Special Report: Winter Weather Outlook

After a pretty calm spring and summer in the Tri-State our attention now shifts to the winter season.

First let's recap this past winter. We were under the influence of the polar vortex for much of January, February and March sending temperatures to record lows.

Our biggest snow actually fell in December with just over seven inches.  The rest of the winter brought an additional five inches of snowfall for a total of just over a foot for the season.

El Nino was not a factor, since we were in a so-called "neutral pattern".

Now, the climate prediction center is forecasting a warmer and drier winter than last year.

The only hitch here is that this forecast is based on an early return of El Nino, and we haven't seen that yet.

To figure out what kind of winter may lie ahead for 2015, we looked back over several years to see if there was a pattern similar to this year's leading into winter.

Last winter the monthly average temperature was well below average, but we bounced back with a warmer spring, followed by normal to slightly below normal temps through the summer.

While we warmed a bit in October, we're now in the middle of an Arctic airmass that will likely pull November's average temperature well below normal.

The previous year had a very similar pattern, with a cold late winter, warmer spring, milder summer, warmer fall and a big drop in November.

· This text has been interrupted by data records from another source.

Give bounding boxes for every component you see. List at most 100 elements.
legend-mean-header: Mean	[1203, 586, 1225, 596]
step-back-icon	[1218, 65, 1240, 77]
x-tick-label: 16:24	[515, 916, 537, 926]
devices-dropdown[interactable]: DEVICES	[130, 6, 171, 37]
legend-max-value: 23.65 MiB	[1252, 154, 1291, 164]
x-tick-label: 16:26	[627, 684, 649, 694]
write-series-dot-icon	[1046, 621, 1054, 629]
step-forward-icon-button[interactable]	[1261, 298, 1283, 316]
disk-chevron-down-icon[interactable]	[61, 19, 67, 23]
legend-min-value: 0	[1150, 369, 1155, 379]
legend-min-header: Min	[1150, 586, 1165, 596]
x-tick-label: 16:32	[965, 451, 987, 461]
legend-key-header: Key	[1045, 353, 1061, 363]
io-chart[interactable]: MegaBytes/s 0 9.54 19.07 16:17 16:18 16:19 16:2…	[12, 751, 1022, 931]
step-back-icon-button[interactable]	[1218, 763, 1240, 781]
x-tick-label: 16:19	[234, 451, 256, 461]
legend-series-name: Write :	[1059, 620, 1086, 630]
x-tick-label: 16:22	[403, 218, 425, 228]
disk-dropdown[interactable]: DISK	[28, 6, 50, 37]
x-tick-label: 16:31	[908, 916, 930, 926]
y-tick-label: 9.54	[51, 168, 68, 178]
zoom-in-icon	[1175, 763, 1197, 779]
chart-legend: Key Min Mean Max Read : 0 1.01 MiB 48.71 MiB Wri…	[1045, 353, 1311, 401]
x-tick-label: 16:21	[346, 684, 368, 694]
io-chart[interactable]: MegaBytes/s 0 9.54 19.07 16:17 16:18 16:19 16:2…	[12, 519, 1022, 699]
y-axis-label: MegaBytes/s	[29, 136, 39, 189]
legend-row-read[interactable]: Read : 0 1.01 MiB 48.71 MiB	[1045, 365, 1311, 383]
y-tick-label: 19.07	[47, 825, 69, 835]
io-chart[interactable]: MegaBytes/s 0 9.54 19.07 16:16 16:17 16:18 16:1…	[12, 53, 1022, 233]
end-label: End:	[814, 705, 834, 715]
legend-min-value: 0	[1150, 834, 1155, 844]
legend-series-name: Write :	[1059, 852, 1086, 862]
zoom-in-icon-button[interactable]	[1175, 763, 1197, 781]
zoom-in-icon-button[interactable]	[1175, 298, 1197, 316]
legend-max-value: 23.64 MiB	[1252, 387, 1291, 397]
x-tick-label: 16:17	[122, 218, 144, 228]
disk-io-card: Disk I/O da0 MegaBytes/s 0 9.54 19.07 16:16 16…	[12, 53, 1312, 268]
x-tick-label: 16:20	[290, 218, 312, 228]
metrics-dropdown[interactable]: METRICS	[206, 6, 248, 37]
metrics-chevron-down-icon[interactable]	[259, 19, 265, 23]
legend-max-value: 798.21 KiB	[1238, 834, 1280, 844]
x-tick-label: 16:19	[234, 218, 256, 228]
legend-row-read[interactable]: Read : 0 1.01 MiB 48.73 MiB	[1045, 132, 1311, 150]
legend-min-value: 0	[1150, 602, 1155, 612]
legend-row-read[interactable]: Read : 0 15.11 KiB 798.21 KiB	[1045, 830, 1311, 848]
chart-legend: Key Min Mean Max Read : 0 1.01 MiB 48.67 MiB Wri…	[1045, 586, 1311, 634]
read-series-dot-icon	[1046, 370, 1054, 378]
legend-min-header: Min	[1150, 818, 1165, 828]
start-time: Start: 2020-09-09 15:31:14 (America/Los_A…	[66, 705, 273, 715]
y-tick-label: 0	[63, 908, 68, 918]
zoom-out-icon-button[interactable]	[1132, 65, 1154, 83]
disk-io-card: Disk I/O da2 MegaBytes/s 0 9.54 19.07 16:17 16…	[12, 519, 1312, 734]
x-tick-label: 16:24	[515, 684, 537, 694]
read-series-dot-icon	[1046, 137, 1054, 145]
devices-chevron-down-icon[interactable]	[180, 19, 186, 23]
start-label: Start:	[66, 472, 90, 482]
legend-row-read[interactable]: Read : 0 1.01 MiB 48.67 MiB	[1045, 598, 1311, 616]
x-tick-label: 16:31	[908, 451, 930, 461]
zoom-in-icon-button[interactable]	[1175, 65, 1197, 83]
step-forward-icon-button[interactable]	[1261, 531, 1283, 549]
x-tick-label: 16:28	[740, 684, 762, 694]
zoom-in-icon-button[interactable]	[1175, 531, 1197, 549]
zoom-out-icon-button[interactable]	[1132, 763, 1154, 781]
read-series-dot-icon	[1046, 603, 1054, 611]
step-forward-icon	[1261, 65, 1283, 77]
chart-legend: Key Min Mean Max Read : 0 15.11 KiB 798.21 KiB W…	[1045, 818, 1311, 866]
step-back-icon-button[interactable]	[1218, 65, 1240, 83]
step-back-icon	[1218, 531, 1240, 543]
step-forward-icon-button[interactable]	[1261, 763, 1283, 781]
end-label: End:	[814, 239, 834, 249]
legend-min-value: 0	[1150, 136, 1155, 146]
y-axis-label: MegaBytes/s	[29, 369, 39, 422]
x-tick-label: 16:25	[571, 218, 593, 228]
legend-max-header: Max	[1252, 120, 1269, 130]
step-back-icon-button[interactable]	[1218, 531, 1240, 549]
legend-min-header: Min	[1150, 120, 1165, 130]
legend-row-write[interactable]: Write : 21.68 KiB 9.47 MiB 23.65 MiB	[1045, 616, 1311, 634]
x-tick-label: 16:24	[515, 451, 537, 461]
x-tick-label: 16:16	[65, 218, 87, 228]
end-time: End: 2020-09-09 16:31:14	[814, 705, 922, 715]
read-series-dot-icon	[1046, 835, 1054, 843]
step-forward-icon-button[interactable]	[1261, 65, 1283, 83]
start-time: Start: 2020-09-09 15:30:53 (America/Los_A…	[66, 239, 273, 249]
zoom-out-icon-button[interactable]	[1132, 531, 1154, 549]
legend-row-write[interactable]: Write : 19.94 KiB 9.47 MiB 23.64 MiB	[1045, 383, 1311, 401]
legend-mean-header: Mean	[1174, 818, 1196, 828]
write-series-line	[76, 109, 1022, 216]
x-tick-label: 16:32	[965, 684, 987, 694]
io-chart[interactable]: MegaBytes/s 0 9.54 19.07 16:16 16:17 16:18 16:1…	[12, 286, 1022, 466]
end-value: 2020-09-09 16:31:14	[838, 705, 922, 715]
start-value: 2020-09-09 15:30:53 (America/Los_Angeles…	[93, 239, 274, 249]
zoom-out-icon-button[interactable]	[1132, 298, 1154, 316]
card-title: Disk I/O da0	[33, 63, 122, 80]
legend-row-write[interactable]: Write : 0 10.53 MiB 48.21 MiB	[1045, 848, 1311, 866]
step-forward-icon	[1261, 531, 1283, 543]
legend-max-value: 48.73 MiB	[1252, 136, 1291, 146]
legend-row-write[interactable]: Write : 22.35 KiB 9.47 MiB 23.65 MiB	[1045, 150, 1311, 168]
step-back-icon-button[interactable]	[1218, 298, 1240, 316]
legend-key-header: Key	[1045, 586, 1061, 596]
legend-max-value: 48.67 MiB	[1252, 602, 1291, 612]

That year yielded 12.3" of snow, almost the same as we had this year.

So, looking ahead, we believe that El Nino will begin to appear toward the start of spring.

This means we'll likely have a colder than average December with 3-4" of snow for the month.

The cold will linger through the first half of January with 4-6" of snow, and then we'll see milder air working in by February with a couple of inches of snow.

If the El Nino pattern strengthens, we would expect to see an early onset of active or severe weather in March.